Keine Tiger, aber Elefanten
photo credit: mckaysavage
Am 27.11.2011 geht es weiter: Das Periyar Wildlife Sanctuary ist mein Ziel, als mein Fahrer Rony wieder einmal auf das Gaspedal drueckt und wir morgens losfahren.
Die Fahrt ist nervenaufreibend: enge Paesse, oftmals nur einspurig und unasphaltiert erlauben uns nur eine Durchschnittsgeschwindigkeit von 25 km/h auf der 150km langen Strecke. Die Aussichten sind jedoch wunderschoen und entschaedigen fuer das langsame Vorankommen:
Tee-Plantagen wirken wie ein gruener Flickenteppich an den Haengen der Berge, der Western Ghats und ueberall sind hohe gruenbewachsene Berge zu sehen.

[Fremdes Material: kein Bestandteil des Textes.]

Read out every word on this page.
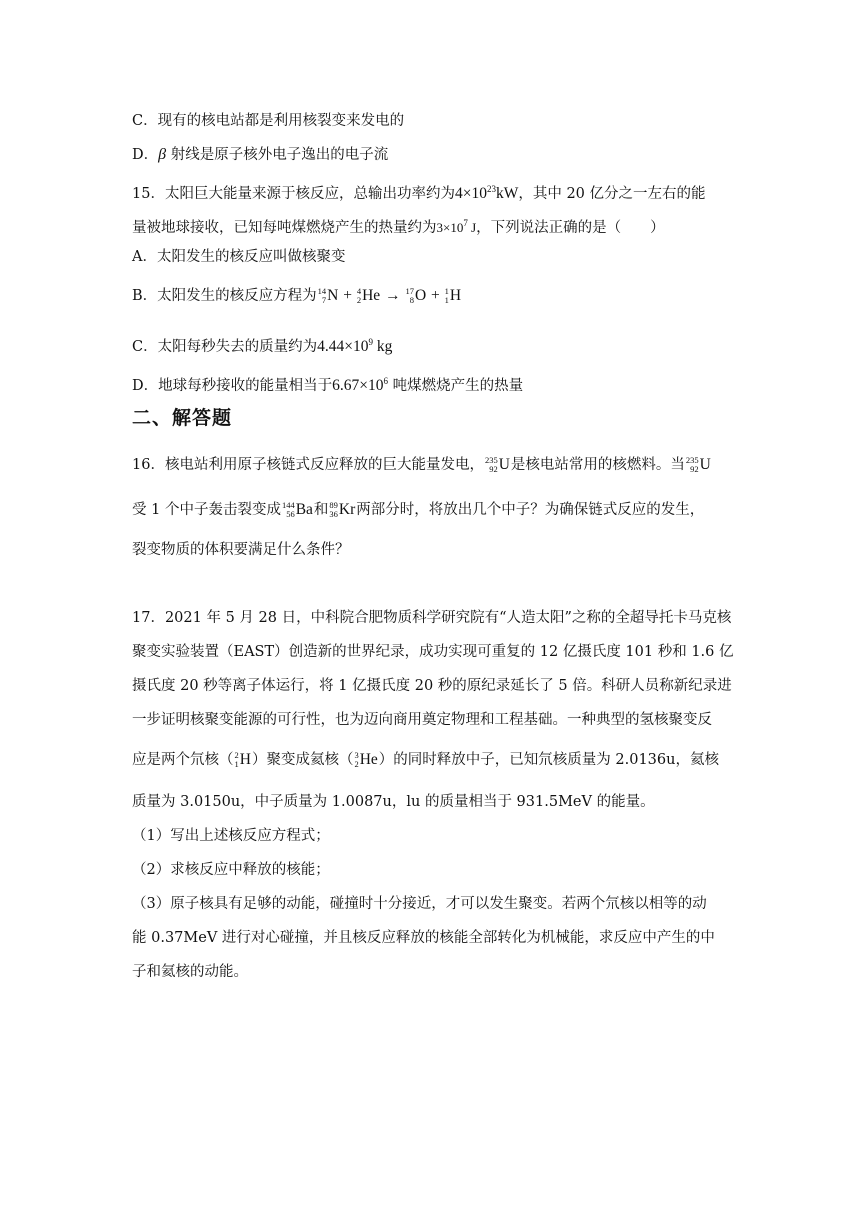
C．现有的核电站都是利用核裂变来发电的
D．β 射线是原子核外电子逸出的电子流
15．太阳巨大能量来源于核反应，总输出功率约为$4\times 10^{23}kW$，其中 20 亿分之一左右的能
量被地球接收，已知每吨煤燃烧产生的热量约为$3\times 10^7$ J，下列说法正确的是（　　）
A．太阳发生的核反应叫做核聚变
B．太阳发生的核反应方程为 14
7 N + 4
2 He → 17
8 O + 1
1 H
C．太阳每秒失去的质量约为$4.44\times 10^9$ kg
D．地球每秒接收的能量相当于$6.67\times 10^6$ 吨煤燃烧产生的热量
二、解答题
16．核电站利用原子核链式反应释放的巨大能量发电， 235
92 U 是核电站常用的核燃料。当 235
92 U
受 1 个中子轰击裂变成 144
56 Ba 和 89
36 Kr 两部分时，将放出几个中子？为确保链式反应的发生，
裂变物质的体积要满足什么条件？
17．2021 年 5 月 28 日，中科院合肥物质科学研究院有“人造太阳”之称的全超导托卡马克核
聚变实验装置（EAST）创造新的世界纪录，成功实现可重复的 12 亿摄氏度 101 秒和 1.6 亿
摄氏度 20 秒等离子体运行，将 1 亿摄氏度 20 秒的原纪录延长了 5 倍。科研人员称新纪录进
一步证明核聚变能源的可行性，也为迈向商用奠定物理和工程基础。一种典型的氢核聚变反
应是两个氘核（ 2
1 H ）聚变成氦核（ 3
2 He ）的同时释放中子，已知氘核质量为 2.0136u，氦核
质量为 3.0150u，中子质量为 1.0087u，lu 的质量相当于 931.5MeV 的能量。
（1）写出上述核反应方程式；
（2）求核反应中释放的核能；
（3）原子核具有足够的动能，碰撞时十分接近，才可以发生聚变。若两个氘核以相等的动
能 0.37MeV 进行对心碰撞，并且核反应释放的核能全部转化为机械能，求反应中产生的中
子和氦核的动能。
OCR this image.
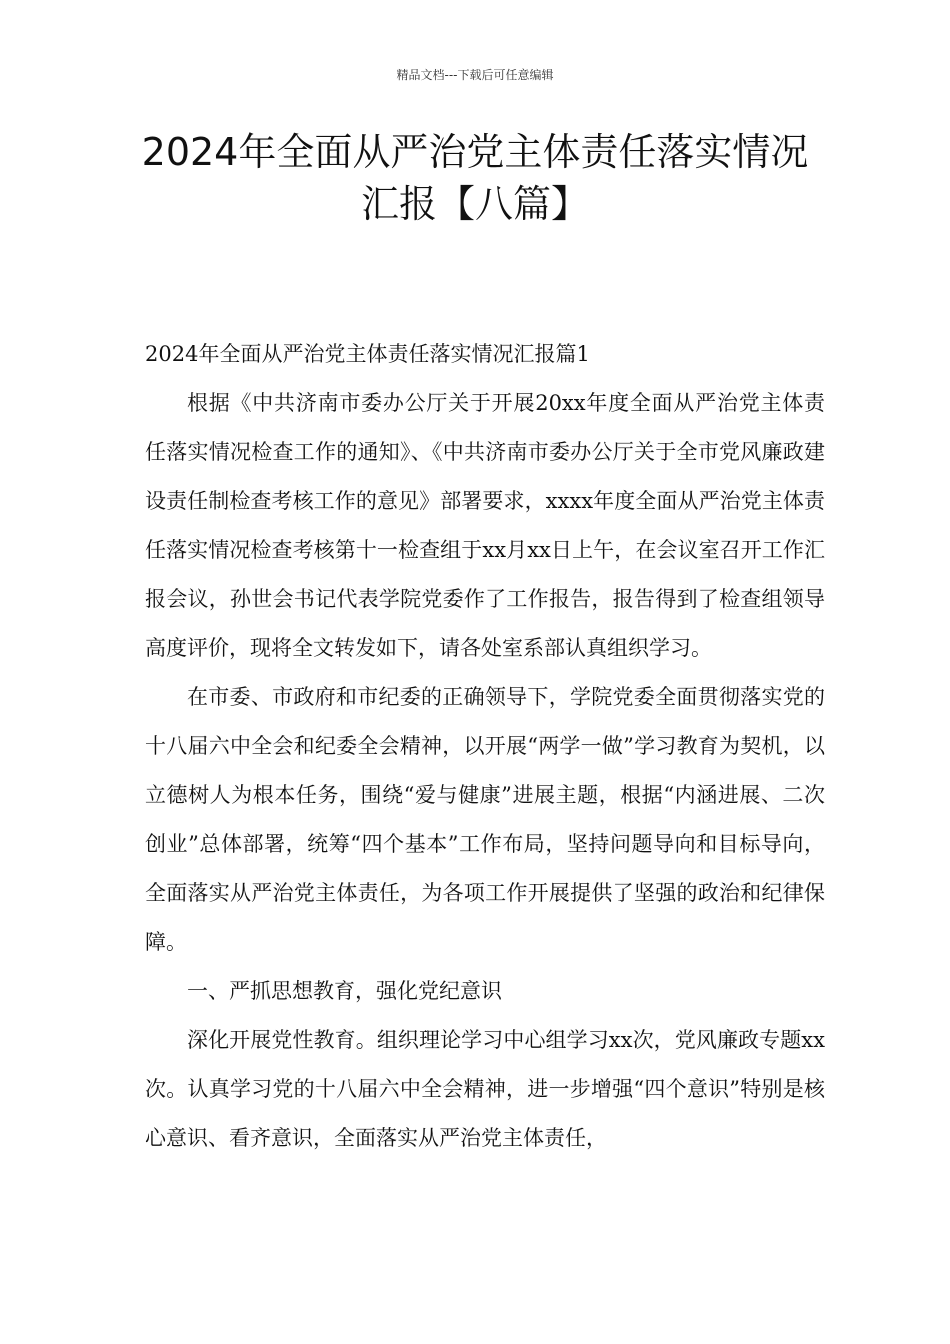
精品文档---下载后可任意编辑
2024年全面从严治党主体责任落实情况
汇报【八篇】

2024年全面从严治党主体责任落实情况汇报篇1

根据《中共济南市委办公厅关于开展20xx年度全面从严治党主体责任落实情况检查工作的通知》、《中共济南市委办公厅关于全市党风廉政建设责任制检查考核工作的意见》部署要求，xxxx年度全面从严治党主体责任落实情况检查考核第十一检查组于xx月xx日上午，在会议室召开工作汇报会议，孙世会书记代表学院党委作了工作报告，报告得到了检查组领导高度评价，现将全文转发如下，请各处室系部认真组织学习。

在市委、市政府和市纪委的正确领导下，学院党委全面贯彻落实党的十八届六中全会和纪委全会精神，以开展“两学一做”学习教育为契机，以立德树人为根本任务，围绕“爱与健康”进展主题，根据“内涵进展、二次创业”总体部署，统筹“四个基本”工作布局，坚持问题导向和目标导向，全面落实从严治党主体责任，为各项工作开展提供了坚强的政治和纪律保障。

一、严抓思想教育，强化党纪意识

深化开展党性教育。组织理论学习中心组学习xx次，党风廉政专题xx次。认真学习党的十八届六中全会精神，进一步增强“四个意识”特别是核心意识、看齐意识，全面落实从严治党主体责任，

Wir sehen viele geschmueckte Autos, da heute ein Feier- und Wallfahrtstag ist und viele Glaeubige, gekleidet in Schwarz – die Frauen in schwarzem Sari, die Maenner mit schwarzem Hemd und schwarzem Tuch (statt Hose) auf dem Weg sind. Die Pilger tanzen durch das Tempeldorf, beschmeissen sich mit Farbpulver und es ist fast unmoeglich durchzukommen.
Als wir Nachmittags dann in Kumily, dem dem Nationalpark naechstgelegenen Ort ankommen checke ich im Hotel ein, und Rony macht sich auf den Weg zum Flughafen von Cochin, um Rocio, die Kolumbianerin aus Agra einzusammeln. Sie hat sich entschlossen, noch ein paar Tage in den Sueden zu kommen und will sich auch Periyar und Munnar anschauen.
Abends erfahre ich dann, dass am naechsten Tag ein Generalstreik in Periyar stattfinden wird, da die Anwohner die Regierung Indiens dazu zwingen wollen, endlich einen neuen Staudamm zu bauen.
Der alte Staudamm ist bereits ueber 100 Jahre alt und wurde damals von den britischen Kolonialherren gebaut. Er ist nun aber baufaellig und da die Region in den letzten Tagen starke Regenfaelle sowie kleinere Erdstoesse erfahren hat, ist die Angst gross, dass dieser Teil Keralas durch einen Dammbruch ueberflutet werden koennte – der Wasserstand ist auf dem festgelegten Maximalstand (136 Fuss) und 350.000 Anwohner sind betroffen.
Auf der anderen Seite hat der Nachbarstaat Angst, dass er nicht mehr die durch den alten Damm und dessen Pacht garantierten Wassermengen bekommt – die Regelung der Wasserlieferung ist an den Damm gekoppelt und hat eine Laufzeit von 999 Jahren – den Briten sei Dank. Mit einem neuen Damm koennte sich das aendern.
Der Streik ist am naechsten Morgen sichtbar – die Jeep-Safari findet wegen des Streiks nicht statt, alle Geschaefte sind geschlossen, die Strassen sind mit Baeumen und Geroell blockiert.
Somit fuehrt uns Rony zu einem Ort, wo wir auf Elefanten reiten koennen – dies tun wir auch, 30 Minuten belaestigen wir den grauen Riesen mit unserem Gewicht, danach ist das aber auch getan.
Um ueberhaupt irgendetwas zu tun, beschliessen wir, einen indischen Kochkurs zu machen: Wir kochen verschiedene Currys, unter anderem ein Huehner-Curry mit frisch geschlachtetem Huhn – wir rupfen selbst die Federn des kurze Zeit vorher noch lebendigen Zweibeiners…
Nach dem Kochkurs wissen wir auch, welche Gewuerze wir kaufen sollten, und da Kerala das Land der Gewuerze ist, das schon im Mittelalter Europa mit exotischen Gewuerzen wie Cardamom, Kreuzkuemmel oder Curry-Blaettern versorgt hat, gehen wir in einen Gewuerzsupermarkt und kaufen erstmal ein – spottbillig, 100g Cardamom z.B. fuer 70ct.
Am Abend, nachdem der Streik um 18 Uhr bis zum naechsten Tag vorbei ist, setzen wir uns wieder ins Auto und fahren ins Hochland der westlichen Ghats – nach Munnar, zu den Teeplantagen.